Testing the hypothesis equality of two variances
The test for equality of two population variances is based upon the variances in two independently chosen random samples drawn from two normal populations
Beneath the null hypothesis σ_{1}^{2} = σ_{2}^{2}
F = (S^{2}_{1}/ σ_{1}^{2})/ (S^{2}_{2}/ σ_{2}^{2}) here under the H_{0 }: it follows that
F = S^{2}_{1}/ S^{2}_{2} which is the test statistic.
This follows F - distribution along with V_{1} and V_{2} degrees of freedom.
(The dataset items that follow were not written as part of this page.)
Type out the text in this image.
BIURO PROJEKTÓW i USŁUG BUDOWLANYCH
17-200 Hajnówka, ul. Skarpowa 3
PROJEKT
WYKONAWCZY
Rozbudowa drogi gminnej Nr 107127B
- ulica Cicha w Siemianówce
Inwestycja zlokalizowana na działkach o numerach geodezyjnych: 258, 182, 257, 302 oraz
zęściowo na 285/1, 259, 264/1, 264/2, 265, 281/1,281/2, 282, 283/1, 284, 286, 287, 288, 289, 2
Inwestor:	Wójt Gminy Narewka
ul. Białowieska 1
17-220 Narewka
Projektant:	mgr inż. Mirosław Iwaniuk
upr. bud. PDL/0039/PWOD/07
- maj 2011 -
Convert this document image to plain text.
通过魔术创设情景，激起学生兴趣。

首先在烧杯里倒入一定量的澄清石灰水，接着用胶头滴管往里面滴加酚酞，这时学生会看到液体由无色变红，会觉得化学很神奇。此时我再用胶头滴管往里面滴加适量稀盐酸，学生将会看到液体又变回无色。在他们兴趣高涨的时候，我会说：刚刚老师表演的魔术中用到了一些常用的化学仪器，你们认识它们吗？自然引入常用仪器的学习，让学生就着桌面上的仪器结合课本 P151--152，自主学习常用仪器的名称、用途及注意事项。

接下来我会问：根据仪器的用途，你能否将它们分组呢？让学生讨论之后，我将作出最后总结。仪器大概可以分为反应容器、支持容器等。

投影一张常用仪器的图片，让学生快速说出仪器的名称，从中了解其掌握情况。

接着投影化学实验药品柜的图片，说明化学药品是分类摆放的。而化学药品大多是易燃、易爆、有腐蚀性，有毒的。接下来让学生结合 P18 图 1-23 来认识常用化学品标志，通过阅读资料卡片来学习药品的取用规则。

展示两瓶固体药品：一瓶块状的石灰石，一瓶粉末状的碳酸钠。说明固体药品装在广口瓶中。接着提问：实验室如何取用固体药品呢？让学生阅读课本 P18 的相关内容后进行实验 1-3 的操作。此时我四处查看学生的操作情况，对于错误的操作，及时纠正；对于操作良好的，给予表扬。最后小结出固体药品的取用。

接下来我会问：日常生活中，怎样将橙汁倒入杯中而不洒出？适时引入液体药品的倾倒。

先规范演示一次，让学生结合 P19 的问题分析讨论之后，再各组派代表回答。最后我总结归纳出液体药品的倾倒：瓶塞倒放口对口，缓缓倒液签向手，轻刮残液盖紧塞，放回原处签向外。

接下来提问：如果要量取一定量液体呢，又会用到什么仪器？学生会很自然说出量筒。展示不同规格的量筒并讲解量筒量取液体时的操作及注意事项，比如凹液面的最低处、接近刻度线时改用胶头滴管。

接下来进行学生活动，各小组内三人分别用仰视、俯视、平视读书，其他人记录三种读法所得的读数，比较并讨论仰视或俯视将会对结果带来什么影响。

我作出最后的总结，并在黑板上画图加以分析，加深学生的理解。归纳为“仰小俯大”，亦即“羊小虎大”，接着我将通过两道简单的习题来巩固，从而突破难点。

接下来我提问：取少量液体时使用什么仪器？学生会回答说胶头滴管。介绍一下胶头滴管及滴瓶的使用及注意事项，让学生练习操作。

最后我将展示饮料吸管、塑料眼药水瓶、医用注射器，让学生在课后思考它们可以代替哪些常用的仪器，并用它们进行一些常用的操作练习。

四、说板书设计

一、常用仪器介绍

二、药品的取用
The larger sample variance is placed in the numerator and the smaller one in the denominator
If the computed value of F exceeds the table value of F, we reject the null hypothesis that is the alternate hypothesis is accepted
Illustration
In one sample of observations the sum of the squares of the deviations of the sample values from sample mean was 120 and in another sample of 12 observations it was 314. Test where the difference is significant at 5 percent level of significance
Solution
Given that n1 = 10, n2 = 12, Σ(x_{1} - x¯_{1} )^{2} = 120
Σ(x_{2} - x¯_{2} )^{2} = 314
Assume that take the null hypothesis that the two samples are drawn from the similar normal population of equal variance
H_{0} : s_{1}^{2 }= s_{2}^{2}
H_{1}: s_{1}^{2 }≠ s_{2}^{2}
Applying F test that is
F = S^{2}_{1}/ S^{2}_{2}
=
= (120/9)/(314/11)
= 13.33/28.55
As the numerator should be greater than denominator
F = 28.55/13.33 = 2.1
The table value of F at 5 percent level of significance for V_{1} = 9 and V_{2} = 11. Because the calculated value of F is less than the table value, we accept the hypothesis. The samples may have been drawn from the two populations having the similar variances.